A pattern change is coming next week.
Model guidance has remained consistent, forecasting the North Atlantic Oscillation and Arctic Oscillation to simultaneously be in their negative phases next week, and the Pacific North American Pattern to go positive.
What it means:
The change of the aforementioned teleconnections means; a change to a pattern that will result in frequent insertions of arctic air, and periods unsettled weather, across Eastern and Central portions of the country is likely to take occur next week.
This is because in this kind of setup, ridging is favored over the Western half of the country and over the Icelandic Region, which results in troughing over the Eastern and Central halves of the country.

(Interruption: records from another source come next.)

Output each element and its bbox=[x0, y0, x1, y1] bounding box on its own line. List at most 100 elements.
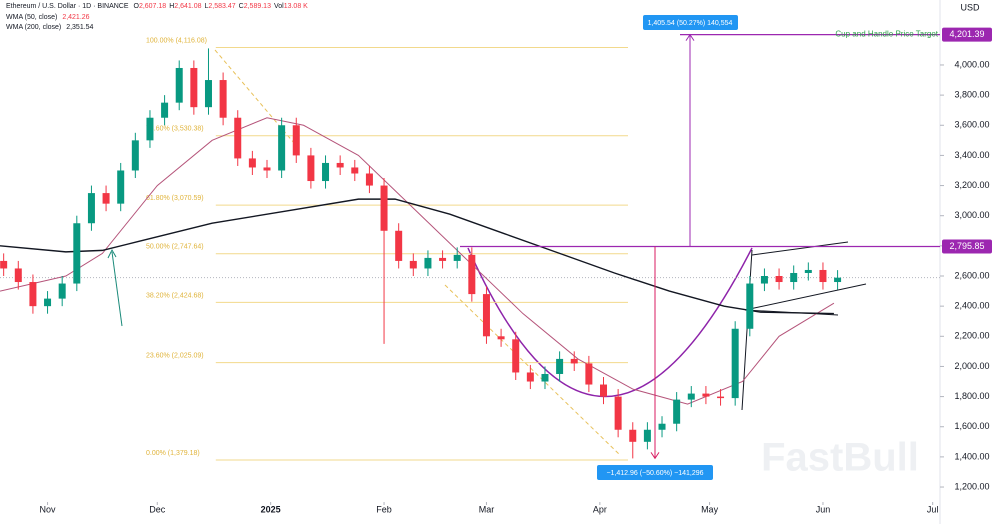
header-line: Ethereum / U.S. Dollar · 1D · BINANCE O2… bbox=[6, 3, 314, 10]
ohlc-label: H bbox=[169, 3, 175, 10]
legend-line: WMA (50, close) 2,421.26 bbox=[6, 14, 93, 21]
candle-body bbox=[790, 272, 798, 283]
x-tick-label: May bbox=[701, 504, 719, 514]
candle-body bbox=[629, 429, 637, 442]
x-tick-label: Dec bbox=[149, 504, 166, 514]
level-label: 2,795.85 bbox=[949, 241, 984, 251]
candle-body bbox=[468, 254, 476, 295]
ohlc-value: 2,607.18 bbox=[138, 3, 167, 10]
fib-label: 50.00% (2,747.64) bbox=[146, 244, 204, 251]
y-tick-label: 1,800.00 bbox=[954, 391, 989, 401]
ohlc-label: O bbox=[133, 3, 139, 10]
arrow-head bbox=[685, 33, 695, 41]
candle-body bbox=[658, 423, 666, 430]
ohlc-value: 2,641.08 bbox=[174, 3, 202, 10]
y-tick-label: 2,000.00 bbox=[954, 361, 989, 371]
y-tick-label: 3,800.00 bbox=[954, 89, 989, 99]
y-tick-label: 1,200.00 bbox=[954, 481, 989, 491]
measure-box bbox=[643, 15, 738, 30]
fib-label: 38.20% (2,424.68) bbox=[146, 292, 204, 299]
candle-body bbox=[131, 140, 139, 171]
level-tag bbox=[942, 27, 992, 42]
candle-body bbox=[278, 125, 286, 171]
candle-body bbox=[731, 328, 739, 399]
handle-line bbox=[744, 283, 867, 311]
legend-value: 2,421.26 bbox=[62, 14, 90, 21]
candle-body bbox=[73, 223, 81, 284]
candle-body bbox=[29, 282, 37, 307]
annotation: Cup and Handle Price Target bbox=[835, 30, 938, 39]
arrow-head bbox=[107, 248, 117, 259]
candle-body bbox=[717, 396, 725, 399]
candle-body bbox=[190, 67, 198, 108]
handle-line bbox=[741, 249, 753, 411]
currency: USD bbox=[960, 2, 980, 12]
candle-body bbox=[643, 429, 651, 442]
fib-diagonal bbox=[214, 49, 301, 151]
candle-body bbox=[204, 80, 212, 108]
measure-label: 1,405.54 (50.27%) 140,554 bbox=[648, 20, 733, 27]
level-tag bbox=[942, 239, 992, 254]
ohlc-value: 2,583.47 bbox=[208, 3, 236, 10]
candle-body bbox=[87, 193, 95, 224]
candle-body bbox=[146, 117, 154, 141]
candle-body bbox=[687, 393, 695, 400]
candle-body bbox=[570, 358, 578, 364]
candle-body bbox=[702, 393, 710, 397]
candle-body bbox=[497, 336, 505, 340]
candle-body bbox=[117, 170, 125, 204]
cup-curve bbox=[467, 247, 753, 398]
ohlc-value: 13.08 K bbox=[283, 3, 308, 10]
fib-label: 78.60% (3,530.38) bbox=[146, 126, 204, 133]
legend-name: WMA (50, close) bbox=[6, 14, 58, 21]
candle-body bbox=[804, 269, 812, 273]
fib-diagonal bbox=[444, 284, 621, 456]
y-tick-label: 3,400.00 bbox=[954, 150, 989, 160]
ohlc: O2,607.18 H2,641.08 L2,583.47 C2,589.13 Vol1… bbox=[133, 3, 310, 10]
x-tick-label: 2025 bbox=[261, 504, 281, 514]
candle-body bbox=[248, 158, 256, 168]
y-tick-label: 2,400.00 bbox=[954, 301, 989, 311]
candle-body bbox=[453, 254, 461, 261]
candle-body bbox=[746, 283, 754, 329]
ohlc-value: 2,589.13 bbox=[243, 3, 271, 10]
fib-label: 100.00% (4,116.08) bbox=[146, 37, 207, 44]
candle-body bbox=[600, 384, 608, 397]
fib-label: 23.60% (2,025.09) bbox=[146, 353, 204, 360]
candle-body bbox=[585, 363, 593, 385]
candle-body bbox=[102, 193, 110, 204]
x-tick-label: Apr bbox=[593, 504, 607, 514]
candle-body bbox=[819, 269, 827, 283]
candle-body bbox=[409, 260, 417, 269]
symbol: Ethereum / U.S. Dollar · 1D · BINANCE bbox=[6, 3, 129, 10]
x-tick-label: Mar bbox=[479, 504, 495, 514]
level-label: 4,201.39 bbox=[949, 29, 984, 39]
candle-body bbox=[175, 67, 183, 103]
candle-body bbox=[760, 276, 768, 284]
ohlc-label: C bbox=[238, 3, 244, 10]
candle-body bbox=[322, 162, 330, 182]
fib-label: 0.00% (1,379.18) bbox=[146, 450, 200, 457]
x-tick-label: Jul bbox=[927, 504, 939, 514]
candle-body bbox=[219, 80, 227, 118]
candle-body bbox=[673, 399, 681, 424]
candle-body bbox=[526, 372, 534, 382]
candle-body bbox=[292, 125, 300, 156]
candle-body bbox=[439, 257, 447, 261]
candle-body bbox=[307, 155, 315, 182]
candle-body bbox=[58, 283, 66, 299]
x-tick-label: Feb bbox=[376, 504, 392, 514]
measure-box bbox=[597, 465, 713, 480]
candle-body bbox=[234, 117, 242, 159]
y-tick-label: 3,600.00 bbox=[954, 120, 989, 130]
y-tick-label: 3,200.00 bbox=[954, 180, 989, 190]
candle-body bbox=[365, 173, 373, 186]
candle-body bbox=[775, 276, 783, 283]
candle-body bbox=[395, 230, 403, 261]
legend-value: 2,351.54 bbox=[66, 24, 94, 31]
ma-line bbox=[0, 117, 835, 405]
ohlc-label: L bbox=[204, 3, 209, 10]
legend-name: WMA (200, close) bbox=[6, 24, 62, 31]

Based on current model guidance, it appears this flip in the large-scale pattern will occur next week.
A fairly strong upper-level trough is likely going to dig southward into the Central/Eastern part of the country early to mid week this upcoming week (Tuesday-Wednesday), and bring a sweeping cold front east.

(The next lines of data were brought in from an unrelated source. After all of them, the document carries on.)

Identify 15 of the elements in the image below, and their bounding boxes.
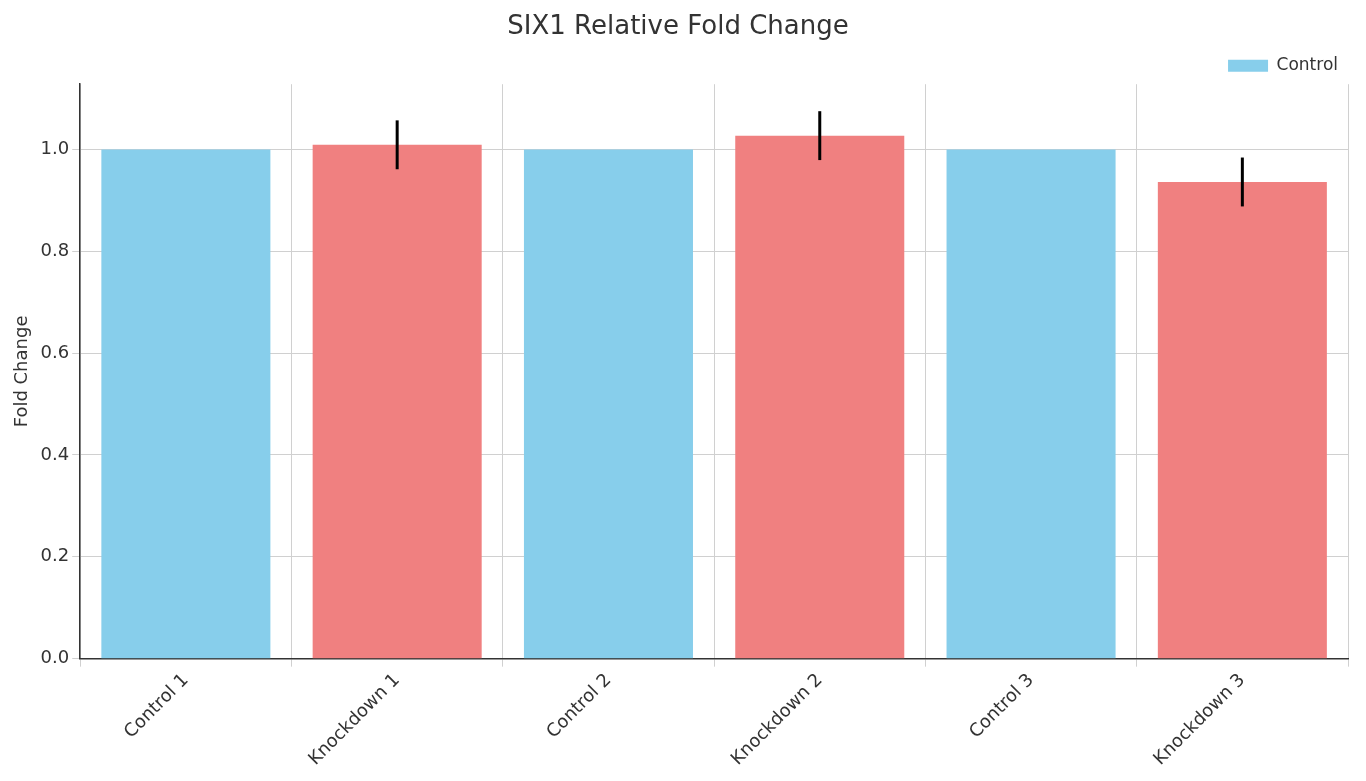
bar	[1157, 181, 1327, 659]
y-axis-title: Fold Change	[10, 315, 32, 428]
chart-title: SIX1 Relative Fold Change	[507, 10, 849, 41]
bar	[523, 149, 693, 659]
bar	[946, 149, 1116, 659]
y-tick-label: 0.6	[40, 340, 70, 362]
bar	[312, 144, 482, 659]
y-tick-label: 0.0	[40, 646, 70, 668]
bar	[101, 149, 271, 659]
y-tick-label: 0.4	[40, 442, 70, 464]
y-tick-label: 1.0	[40, 137, 70, 159]
y-tick-label: 0.8	[40, 238, 70, 260]
legend-label: Control	[1276, 54, 1338, 75]
bar	[735, 135, 905, 659]
y-tick-label: 0.2	[40, 544, 70, 566]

Unsettled, wet, and stormy conditions will be likely from East Texas to the Florida Panhandle along and ahead of the front, though no severe weather is anticipated.
Then, late next week (Wednesday – Friday) a very cold air-mass — more than likely the coldest of the season so far — will push in after the passage of the front, which will cause temperatures to nosedive.
How cold will it get?
It is still a bit too early for to know exactly how low temperature will plunge late next week; however, it is almost certain that they will drop well below average.
Current guidance suggests freezing or sub-freezing temperatures could occur as far south as parts of the North-Central Gulf Coast Friday night into Saturday morning. However, there is still some uncertainty.
How long will it last?
It is not clear how long this pattern change will last. Although, the latest guidance indicates that it might last into at least the end of this month.